Saving Mr. Banks, on the surface, looks like an ordinary, run of the mill kind of small drama, and maybe to some extend it is. But what it does so surprisingly well is to establish characters, very quickly, that are both likeable and somewhat unlikeable (in a likeable way) and lets us get deep under their skin. This is not that easy to do and make you feel the same feelings they have but it works beautifully here.
Walt Disney (Hanks) has tried for almost 20 years to get P. L. Travers (Thompson) to sell the rights to her famous bedtime story Mary Poppins. He has not succeeded and this is not least because of extreme differences in ideals of artistic quality. Travers will not let Walt Disney-fy her beloved and very personal story.
And the personal aspects of her story and her characters are what drives this movie forward. Disney is sidetracked to a supporting role in the face of the emotional journey Mrs. Travers is going to go through when she on grounds of her economy eventually agrees to go to the Disney headquarters to "supervise" a try at developing Poppins for the big screen.
From the first word Travers utters it is pretty clear that she is a woman who is used to get things her way. At the same time we also get an idea that her behaviour may have something to do with things that happened a long time ago in her childhood and has something to do with her father.
The people at Disney, including Walt, do everything they can to please her and try to fit her at times weird ideas into what could possibly be an adaptation of something looking like a Disney production. But it is an uphill battle and more than a few times it seems that Travers is against everything just for being against everything.
As we get to know her backstory better, the reason for her behaviour and her relation to the story starts to unfold and take shape. In fact, it is close to becoming the back story that takes steals the show rather than the somewhat simplistic Disney "environment" she is in.
We do get a bit of cultural clash between the colourful Disney fantasy and the more stiff upper lip English form that is Poppins. And Travers leaves no doubt about where she stands on the "quality" of Disney´s "animation" and maybe slightly sentimental style.
Halfway through the second act, when Travers hostility is dangerously close to becoming repetitive, the movie takes on a more serious and deeper expression. She starts to realise, slowly but surely, that maybe facing what she needs to face is what she needs to do to get on with her life. Her own childhood "traumas" and Mary Poppins go so closely in hand, that if she keeps it locked up for ever - she herself will lock up emotionally, forever.
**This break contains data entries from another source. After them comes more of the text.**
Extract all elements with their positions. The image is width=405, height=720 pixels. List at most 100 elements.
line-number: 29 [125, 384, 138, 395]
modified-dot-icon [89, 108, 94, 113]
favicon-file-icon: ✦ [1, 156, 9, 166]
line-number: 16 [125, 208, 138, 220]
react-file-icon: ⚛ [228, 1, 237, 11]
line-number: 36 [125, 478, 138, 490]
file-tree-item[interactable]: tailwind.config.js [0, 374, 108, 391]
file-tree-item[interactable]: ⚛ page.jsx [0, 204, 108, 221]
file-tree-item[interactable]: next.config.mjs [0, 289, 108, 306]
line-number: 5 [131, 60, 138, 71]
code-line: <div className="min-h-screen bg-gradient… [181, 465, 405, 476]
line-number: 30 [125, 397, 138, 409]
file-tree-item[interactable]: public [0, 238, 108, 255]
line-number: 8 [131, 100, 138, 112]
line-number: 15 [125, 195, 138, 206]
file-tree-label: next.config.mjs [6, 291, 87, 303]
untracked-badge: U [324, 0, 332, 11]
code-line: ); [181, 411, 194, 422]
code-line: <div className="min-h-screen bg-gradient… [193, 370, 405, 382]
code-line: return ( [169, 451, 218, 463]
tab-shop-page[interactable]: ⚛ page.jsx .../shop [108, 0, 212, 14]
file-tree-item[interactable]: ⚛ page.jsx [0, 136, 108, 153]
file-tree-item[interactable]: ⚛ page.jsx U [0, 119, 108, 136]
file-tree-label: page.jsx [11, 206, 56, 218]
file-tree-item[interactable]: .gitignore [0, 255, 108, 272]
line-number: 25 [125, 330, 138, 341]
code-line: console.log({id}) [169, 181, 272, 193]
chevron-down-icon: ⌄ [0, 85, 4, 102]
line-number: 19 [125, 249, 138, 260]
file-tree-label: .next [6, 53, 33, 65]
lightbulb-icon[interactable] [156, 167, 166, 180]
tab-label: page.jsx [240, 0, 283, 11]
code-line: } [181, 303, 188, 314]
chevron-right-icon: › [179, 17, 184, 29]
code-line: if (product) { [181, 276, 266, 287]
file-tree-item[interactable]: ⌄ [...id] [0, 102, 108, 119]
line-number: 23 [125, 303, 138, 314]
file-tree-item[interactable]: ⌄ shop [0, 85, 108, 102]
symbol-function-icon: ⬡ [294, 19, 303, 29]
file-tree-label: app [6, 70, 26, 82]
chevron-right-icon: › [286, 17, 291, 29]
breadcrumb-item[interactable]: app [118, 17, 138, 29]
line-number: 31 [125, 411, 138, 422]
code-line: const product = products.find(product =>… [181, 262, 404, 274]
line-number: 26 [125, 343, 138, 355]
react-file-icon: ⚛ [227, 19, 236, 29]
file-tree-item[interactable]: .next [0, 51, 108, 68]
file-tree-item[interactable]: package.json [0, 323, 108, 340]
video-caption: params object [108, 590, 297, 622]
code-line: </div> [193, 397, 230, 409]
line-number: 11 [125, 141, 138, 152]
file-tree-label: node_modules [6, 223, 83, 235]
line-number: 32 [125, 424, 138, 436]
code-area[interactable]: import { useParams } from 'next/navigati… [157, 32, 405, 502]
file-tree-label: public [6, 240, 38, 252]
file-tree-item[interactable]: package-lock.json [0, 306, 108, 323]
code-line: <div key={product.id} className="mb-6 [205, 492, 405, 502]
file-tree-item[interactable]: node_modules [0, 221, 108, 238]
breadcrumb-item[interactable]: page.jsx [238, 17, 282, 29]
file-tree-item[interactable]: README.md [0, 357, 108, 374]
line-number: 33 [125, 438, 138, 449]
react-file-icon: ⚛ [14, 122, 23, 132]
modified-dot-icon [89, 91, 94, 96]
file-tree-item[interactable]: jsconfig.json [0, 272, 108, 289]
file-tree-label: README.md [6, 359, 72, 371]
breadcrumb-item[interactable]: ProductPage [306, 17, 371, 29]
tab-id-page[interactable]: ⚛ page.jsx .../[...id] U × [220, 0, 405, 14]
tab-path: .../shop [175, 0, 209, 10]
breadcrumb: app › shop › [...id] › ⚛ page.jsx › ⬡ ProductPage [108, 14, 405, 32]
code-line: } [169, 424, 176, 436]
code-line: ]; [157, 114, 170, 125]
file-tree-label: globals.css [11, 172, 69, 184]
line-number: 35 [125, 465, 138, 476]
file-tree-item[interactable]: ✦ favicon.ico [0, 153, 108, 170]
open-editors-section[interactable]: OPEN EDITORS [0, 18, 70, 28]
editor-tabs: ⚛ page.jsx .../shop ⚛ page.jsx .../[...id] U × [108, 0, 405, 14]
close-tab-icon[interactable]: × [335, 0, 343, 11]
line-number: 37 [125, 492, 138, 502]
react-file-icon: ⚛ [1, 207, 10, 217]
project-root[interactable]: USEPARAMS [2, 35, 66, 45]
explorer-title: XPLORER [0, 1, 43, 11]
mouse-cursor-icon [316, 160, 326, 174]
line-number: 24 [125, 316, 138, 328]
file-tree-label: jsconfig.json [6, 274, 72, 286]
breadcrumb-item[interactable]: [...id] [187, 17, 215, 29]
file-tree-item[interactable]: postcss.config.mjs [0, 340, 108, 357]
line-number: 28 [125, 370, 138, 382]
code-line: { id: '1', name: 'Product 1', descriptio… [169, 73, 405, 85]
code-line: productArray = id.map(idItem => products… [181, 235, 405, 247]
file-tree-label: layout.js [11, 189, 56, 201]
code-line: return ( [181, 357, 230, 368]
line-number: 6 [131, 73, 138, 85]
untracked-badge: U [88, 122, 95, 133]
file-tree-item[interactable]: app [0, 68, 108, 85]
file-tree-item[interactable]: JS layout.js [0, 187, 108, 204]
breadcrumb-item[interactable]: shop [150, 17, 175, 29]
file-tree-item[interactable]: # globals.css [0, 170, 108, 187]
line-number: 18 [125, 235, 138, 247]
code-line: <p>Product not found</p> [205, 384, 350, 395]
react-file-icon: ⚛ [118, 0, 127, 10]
And maybe letting Disney, under her helm, adapt the thing into a movie is the katharsis that she needs. Her backstory, which is a very moving and joyful relation to her father, a rare case in movies when a relation between a parent and a child is expressed as positive (and not least by a father), and serves as an expression of how she finally comes through to the other end.
I love almost everything about this movie. And that is saying a lot for something I thought would be some kind of average, mainstream sentimentalist drama. It has its share of sentimentality but it is measured correctly and dosed out at the exactly right moments. The moments when you need that sentimentality to identify with Travers emotional state.
It does not use any kind of fancy cinematography or any outlandish scenery to impress me or force emotions on me. It just does the tried and tested ways of telling a coherent and interesting story that anyone (possibly) can identify with. It is a bit of a relief that these kinds of well told, unpretentious movie-stories can still appear.
The most important aspect of this movies success though, is its ability to connect flashbacks with the "present day" story (1960´s). There are many discrete little transitional elements that echo between the timeframes and it makes it a joy to switch back and forth between them, rather than becoming a necessary explanatory tool, in order to make anything in the Disney setting work. This is an aspect I don't think I have seen so well executed before and I must sincerely recommend this movie for fitting these parts so well together, so that both timeframes work on an individual emotional level and also together in a cohesive story. Bravo.
This one gets my highest recommendations for a practically flawless gem of a delightfully watchable drama that will grab your feeling and never let you go until the end. it is a brilliantly told story about coming to terms with your past and not letting it steer your present and keep you tied up in an emotional knot. The actor performances are generally very good, in their mostly undertoned style, specifically Emma Thompson. She really shines in this role and it feels like she was pretty much born for it. Even a small chauffeur role for Giamatti is nicely incorporated.